- The S&P 500 has dropped 7.9% in the first 100 days of Trump's second term, marking the second-worst performance in 80 years.
- New 'reciprocal' tariffs and threats to Fed independence have triggered market upheaval and business pushback.
- Economic indicators show weakening sentiment, with recession risks rising as firms brace for higher costs.
A Rocky Start for Markets
President Donald Trump's second term has opened with one of the worst stock market performances in modern presidential history, with the S&P 500 declining 7.9% from Inauguration Day through April 25, 2025. This slump trails only Richard Nixon's second term in 1972 for poor early-market performance, according to historical data. The drop contrasts sharply with Trump's first term, when markets gained 5% in the same timeframe.
The reversal comes as the administration implements aggressive trade policies, including sweeping new tariffs announced April 2 that sent shockwaves through global markets. 'The announcement stunned investors who had priced in more moderate policies,' said one Wall Street strategist who requested anonymity to discuss client reactions. The dollar and Treasuries slid as investors flocked to gold amid the uncertainty.
Policy Whiplash
Business leaders who initially welcomed Trump's reelection are now grappling with the practical consequences of 21st-century protectionism. The Federal Reserve's latest Beige Book reports widespread concern among firms about rising input costs, with many already implementing tariff surcharges. 'We're seeing pricing horizons shrink from quarters to weeks in some industries,' noted a regional Fed official.

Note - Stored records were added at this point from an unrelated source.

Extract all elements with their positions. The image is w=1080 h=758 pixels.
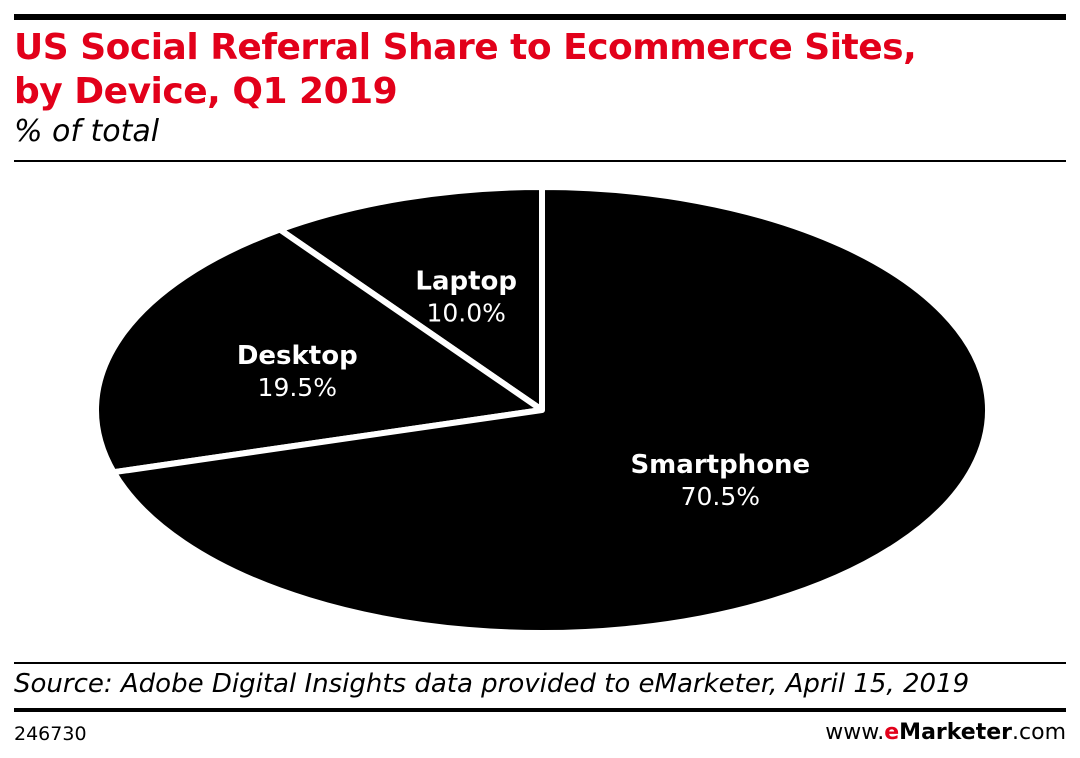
pie-slice-smartphone (110, 184, 991, 636)
source-note: Source: Adobe Digital Insights data prov… (14, 669, 970, 699)
chart-id: 246730 (14, 723, 87, 745)
pie-slices (93, 184, 991, 636)
chart-subtitle: % of total (14, 114, 160, 149)
pie-label-smartphone: Smartphone (630, 450, 810, 480)
footer-bottom-rule (14, 708, 1066, 712)
site-link[interactable]: www.eMarketer.com (825, 720, 1066, 746)
chart-title-line-2: by Device, Q1 2019 (14, 71, 398, 112)
top-rule (14, 14, 1066, 20)
site-brand-name: Marketer (899, 720, 1013, 745)
pie-label-laptop: Laptop (415, 266, 517, 296)
chart-title: US Social Referral Share to Ecommerce Si… (14, 26, 1014, 114)
pie-slice-desktop (93, 226, 545, 476)
site-suffix: .com (1012, 720, 1066, 745)
pie-value-laptop: 10.0% (426, 298, 505, 327)
pie-value-desktop: 19.5% (258, 373, 337, 402)
pie-slice-laptop (276, 184, 545, 413)
site-prefix: www. (825, 720, 885, 745)
footer-top-rule (14, 662, 1066, 664)
site-brand-e: e (884, 720, 900, 745)
pie-label-desktop: Desktop (237, 341, 358, 371)
pie-value-smartphone: 70.5% (681, 482, 760, 511)
title-divider (14, 160, 1066, 162)
chart-title-line-1: US Social Referral Share to Ecommerce Si… (14, 27, 917, 68)
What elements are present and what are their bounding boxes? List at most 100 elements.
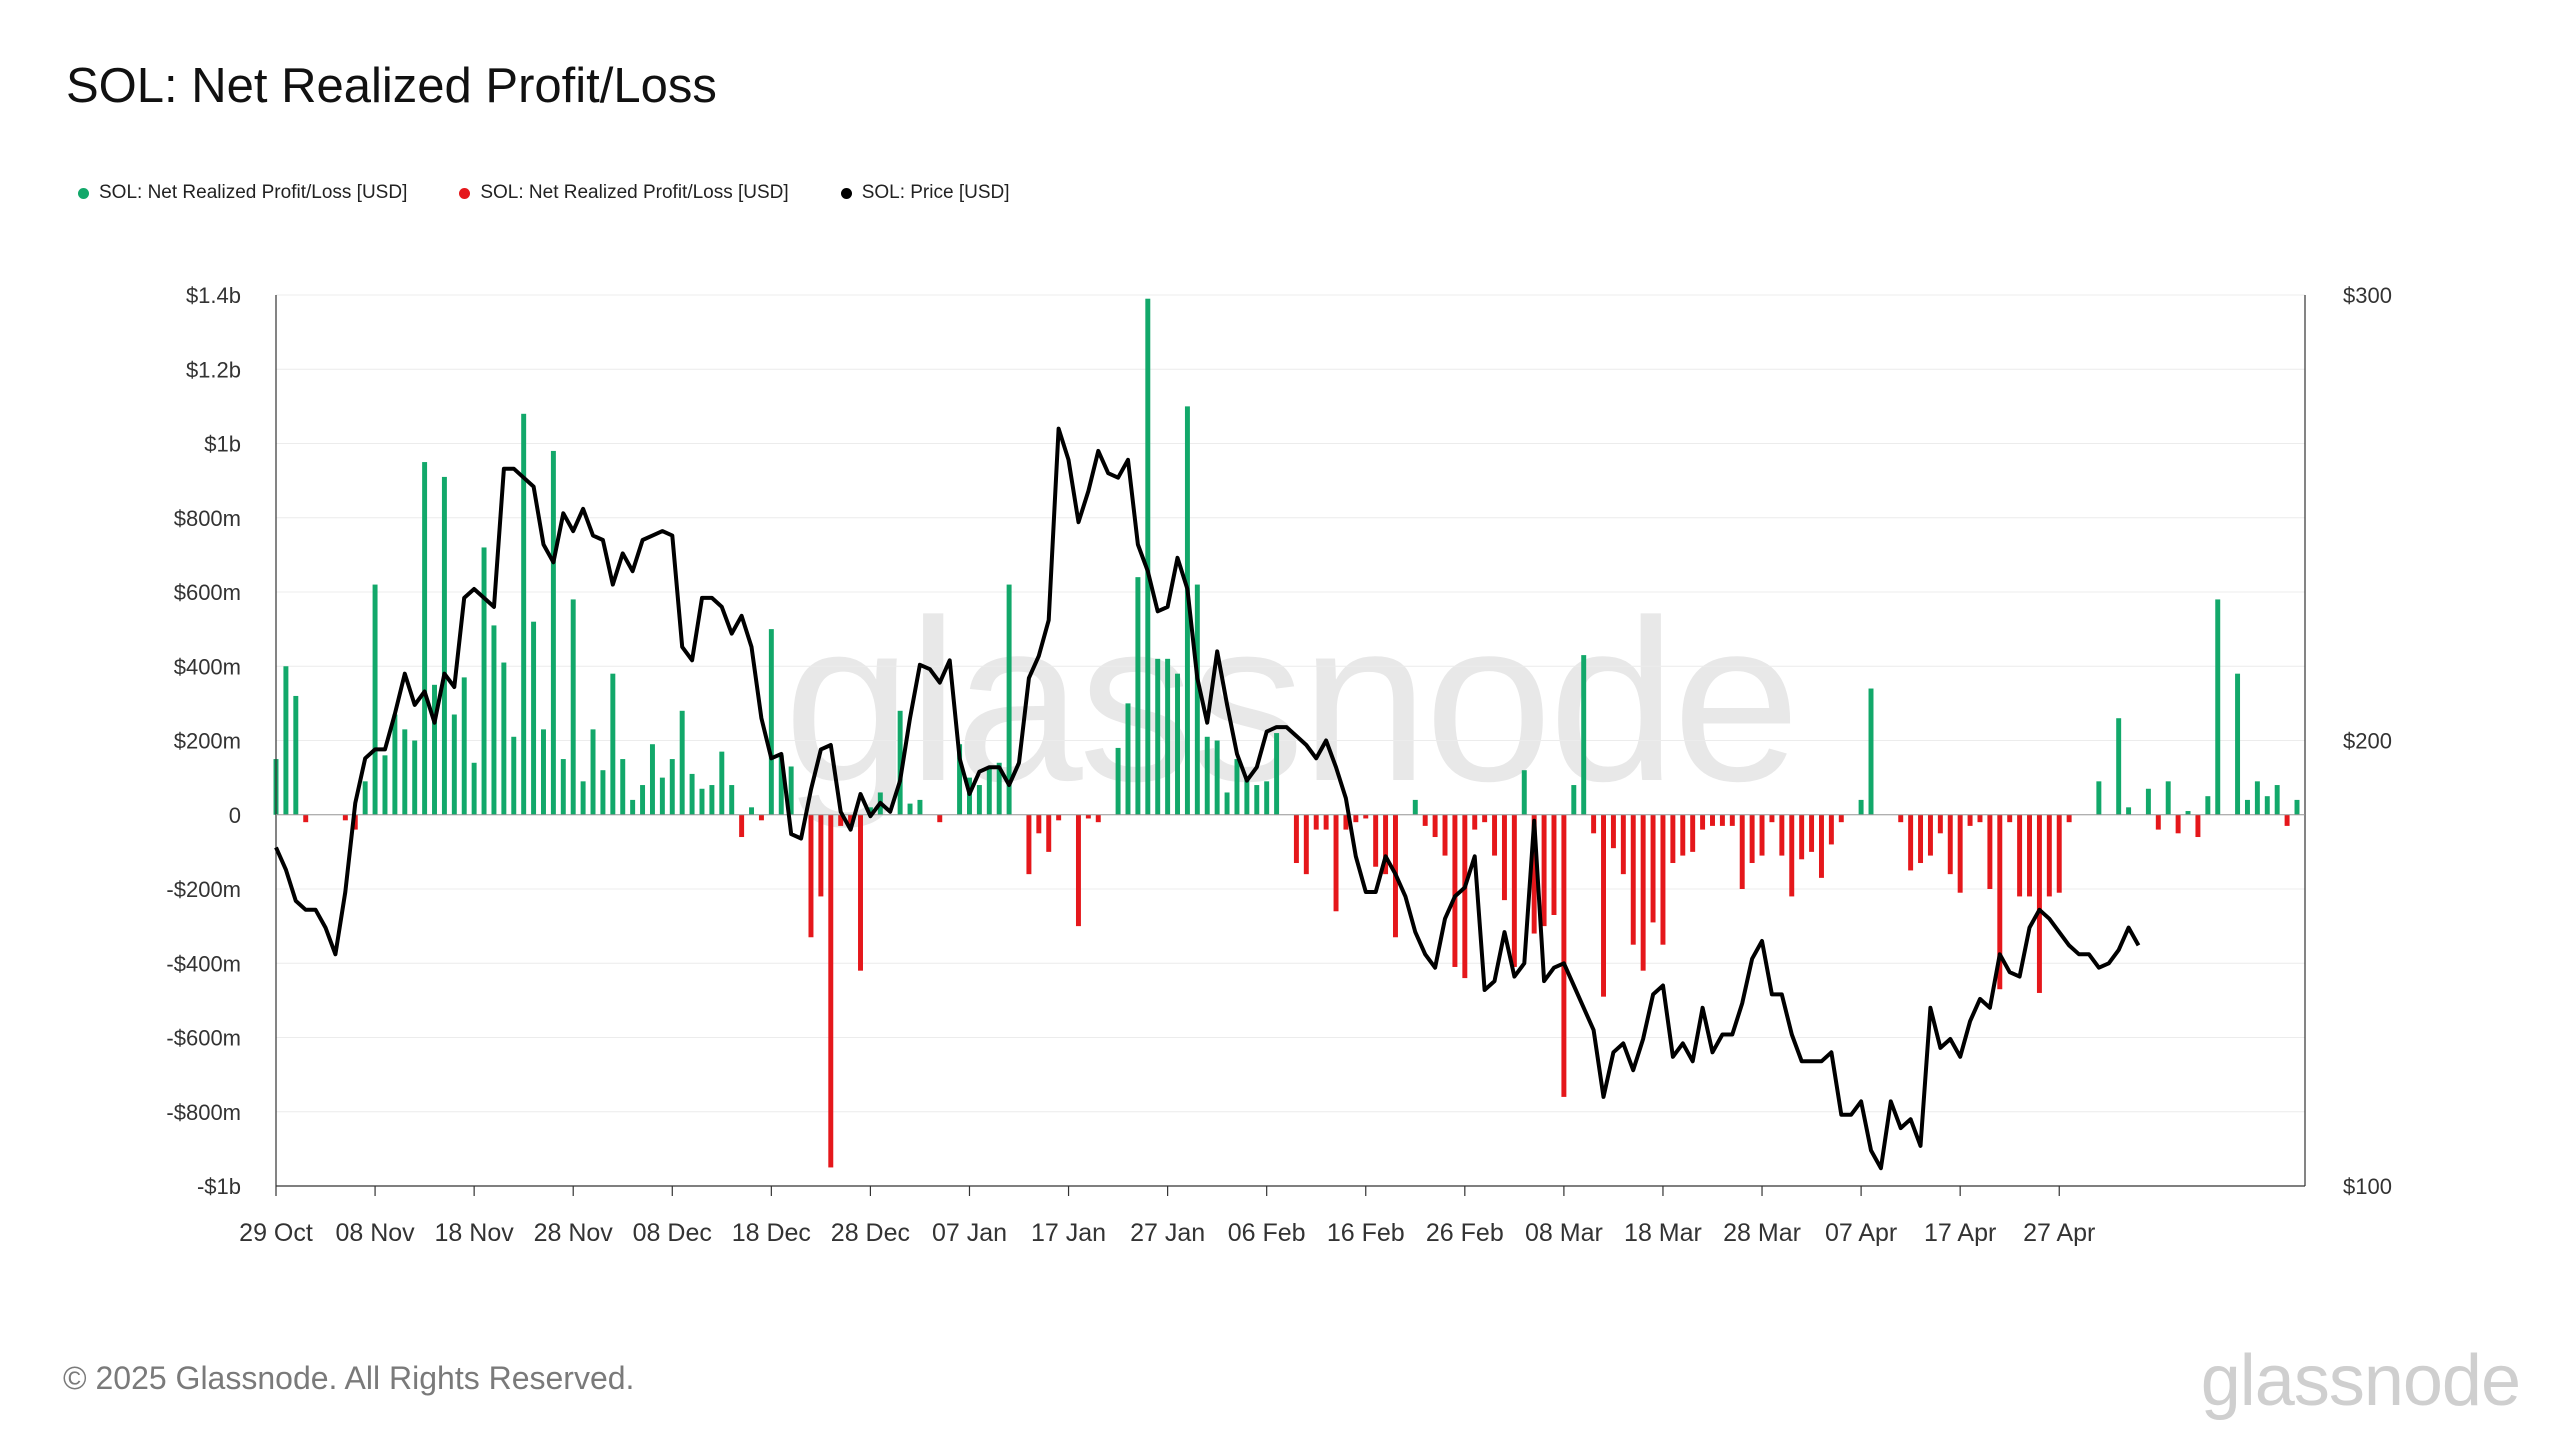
x-tick-label: 29 Oct [239,1219,313,1247]
x-tick-label: 18 Nov [435,1219,515,1247]
profit-bar [669,759,675,815]
profit-bar [719,751,725,815]
profit-bar [1214,740,1220,815]
profit-bar [1274,733,1280,815]
y-left-tick-label: -$600m [166,1026,241,1051]
chart-title: SOL: Net Realized Profit/Loss [66,59,717,113]
legend-item-profit[interactable]: SOL: Net Realized Profit/Loss [USD] [78,182,407,204]
loss-bar [1610,814,1616,849]
profit-bar [511,736,517,815]
loss-bar [1482,814,1488,823]
y-left-tick-label: $400m [174,654,241,679]
legend-item-price[interactable]: SOL: Price [USD] [840,182,1010,204]
loss-bar [1323,814,1329,830]
x-tick-label: 08 Dec [633,1219,712,1247]
price-line [274,426,2141,1171]
profit-bar [501,662,507,815]
loss-bar [818,814,824,897]
y-left-tick-label: -$400m [166,951,241,976]
profit-bar [2274,785,2280,815]
profit-bar [531,621,537,815]
y-left-tick-label: $200m [174,729,241,754]
profit-bar [986,766,992,815]
loss-bar [1918,814,1924,864]
profit-bar [689,773,695,815]
profit-bar [2126,807,2132,815]
loss-bar [1739,814,1745,889]
y-left-tick-label: $1b [204,432,241,457]
loss-bar [1422,814,1428,826]
profit-bar [471,762,477,815]
profit-bar [521,413,527,815]
profit-bar [2264,796,2270,815]
profit-bar [1412,799,1418,815]
y-right-tick-label: $200 [2343,729,2392,754]
profit-bar [1006,584,1012,815]
x-tick-label: 18 Mar [1624,1219,1702,1247]
profit-bar [967,777,972,815]
loss-bar [1095,814,1101,823]
profit-bar [1155,658,1161,815]
profit-bar [412,740,418,815]
profit-bar [630,799,636,815]
profit-bar [659,777,665,815]
loss-bar [1719,814,1725,826]
profit-bar [1115,747,1121,815]
loss-bar [1036,814,1042,834]
loss-bar [1937,814,1943,834]
loss-bar [1432,814,1438,838]
profit-bar [570,599,576,815]
legend-item-loss[interactable]: SOL: Net Realized Profit/Loss [USD] [459,182,789,204]
x-tick-label: 28 Mar [1723,1219,1801,1247]
profit-bar [1184,406,1190,815]
loss-bar [1967,814,1973,826]
profit-bar [1204,736,1210,815]
legend-dot-red-icon [459,187,471,199]
loss-bar [1561,814,1567,1097]
y-left-tick-label: -$1b [197,1174,241,1199]
bars [273,298,2300,1168]
loss-bar [2046,814,2052,897]
legend-label-loss: SOL: Net Realized Profit/Loss [USD] [480,182,789,203]
loss-bar [1828,814,1834,845]
loss-bar [1472,814,1478,830]
loss-bar [1710,814,1715,826]
y-right-tick-label: $100 [2343,1174,2392,1199]
footer-copyright: © 2025 Glassnode. All Rights Reserved. [63,1360,635,1396]
profit-bar [402,729,408,815]
profit-bar [1234,759,1240,815]
x-tick-label: 27 Apr [2023,1219,2095,1247]
loss-bar [1759,814,1765,856]
profit-bar [1135,577,1141,815]
loss-bar [1462,814,1468,979]
loss-bar [1551,814,1557,915]
profit-bar [749,807,755,815]
loss-bar [1660,814,1666,945]
loss-bar [838,814,844,826]
loss-bar [1293,814,1299,864]
profit-bar [1244,777,1250,815]
loss-bar [1630,814,1636,945]
profit-bar [382,755,388,815]
profit-bar [640,785,646,815]
profit-bar [957,744,963,815]
x-tick-label: 28 Dec [831,1219,910,1247]
loss-bar [2007,814,2013,823]
loss-bar [1898,814,1904,823]
y-left-tick-label: -$200m [166,877,241,902]
profit-bar [491,625,497,815]
legend-dot-black-icon [840,187,852,199]
loss-bar [1749,814,1755,864]
profit-bar [481,547,487,815]
loss-bar [1591,814,1597,834]
price-series-line [274,426,2141,1171]
loss-bar [1333,814,1339,912]
axes: -$1b -$800m -$600m -$400m -$200m 0 $200m $400m $… [166,283,2392,1247]
profit-bar [679,710,685,815]
x-tick-label: 08 Mar [1525,1219,1603,1247]
loss-bar [1303,814,1309,875]
profit-bar [867,807,873,815]
y-left-tick-label: -$800m [166,1100,241,1125]
y-left-tick-label: $600m [174,580,241,605]
loss-bar [1927,814,1933,856]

Small business optimism has dipped sharply, and even former Wall Street allies have taken to social media to criticize the policies. The administration maintains the measures will strengthen domestic industry, but April's PMI reading - the lowest in 16 months - suggests near-term pain. Services sector sentiment has particularly deteriorated, though manufacturing shows tentative signs of resilience.
Historical Parallels
Market historians note that such early-term declines don't necessarily predict full-year performance, though the precedents are mixed. When first-100-day drops exceed historical averages, markets have sometimes rebounded dramatically. But more moderate early losses have typically presaged further declines. With recession probability models flashing warning signs and consumer confidence plummeting, many analysts are revising 2025 forecasts downward.
One bright spot: February's record highs demonstrate underlying market strength when policy uncertainty abates. 'This isn't a structural breakdown,' argued one portfolio manager. 'It's a reaction to specific policies that could moderate.' Whether that moderation comes before broader economic damage remains the key question for investors.